[Source: Anthony Cabrera, KVOA Tucson] – November 14 is World Diabetes Day. It’s a day meant to bring awareness to the alarming rise in this disease, which some say is an epidemic.
Researchers continue to find new treatments for diabetes, including here in Tucson.
At the University of Arizona’s College of Medicine there is one scientist who has an emotional connection to her research. Betsy Dokken is a principal investigator in diabetes research.
She’s working on a treatment that will one day help diabetes patients who also have heart problems. Reaching that goal means a lot to Betsy because last year she lost her mother who battled the same condition.
“She had a history of heart problems related to her diabetes, so yeah, that provides me with a lot of ammunition,” says Dokken.
Armed with that ammunition Betsy is ready to fight the disease that led to her mother’s death and affects many more.
“Patients with diabetes are two to five times more likely to have a heart attack than patients without diabetes. And when they do have a heart attack, their heart attacks are worse,” she says.

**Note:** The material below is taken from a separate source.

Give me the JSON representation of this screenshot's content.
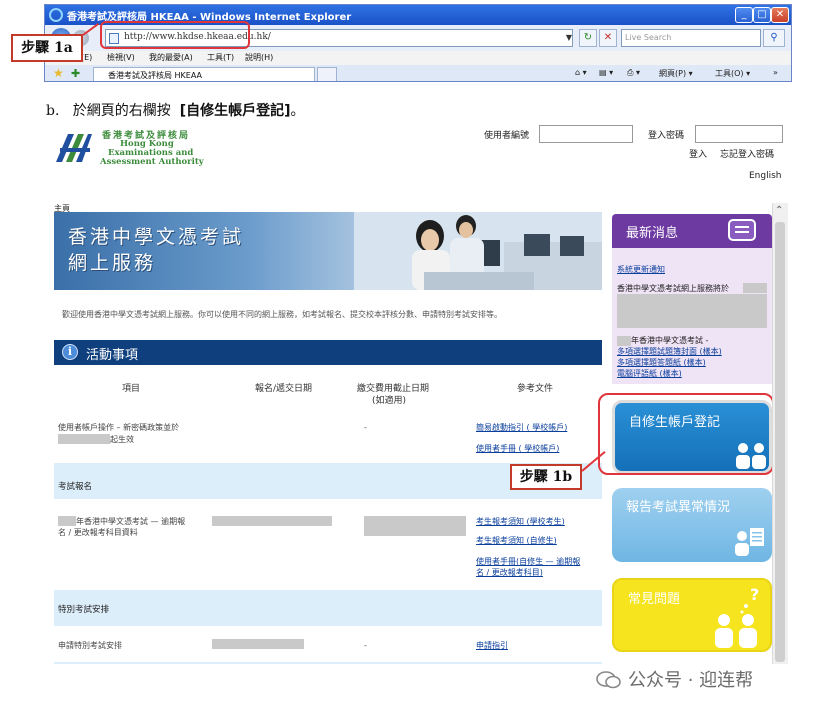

Through her research, Betsy hopes to decrease the heart damage that’s done. But heart disease is just one aspect of the complex epidemic of diabetes that has many scientists looking for answers.
“So some of us are working on diabetes prevention, some of us are working on treatment for diabetes, some of us are working on trying to figure out exactly what causes the different defects in diabetes,” says Dokken.
And they’re all on the 4th floor at the medical research building.
“This concept of an open lab really promotes more collaboration. I think we would collaborate anyway, but it makes it easier to collaborate when our labs are right next door to each other,” says Dokken.
A strategic set-up for a complicated disease.
“We know that diabetes is an epidemic and it is a worldwide epidemic. It’s not just here in the United States. And to have the United Nations set aside a day to increase awareness of diabetes around the world, is important to us, of course,” she says.
Because even Betsy, a diabetes researcher, has been touched by it and knows it could be in her future.
“We already have defects in our muscle metabolism and there are other defects that can be detected, even in someone like me, right now, because I have a family history of type 2 diabetes, so it does hit home for me,” says Betsy.
Diabetes is the sixth-deadliest disease in the country according to the Diabetes Research Institute. Nearly 8 percent of Americans have diabetes.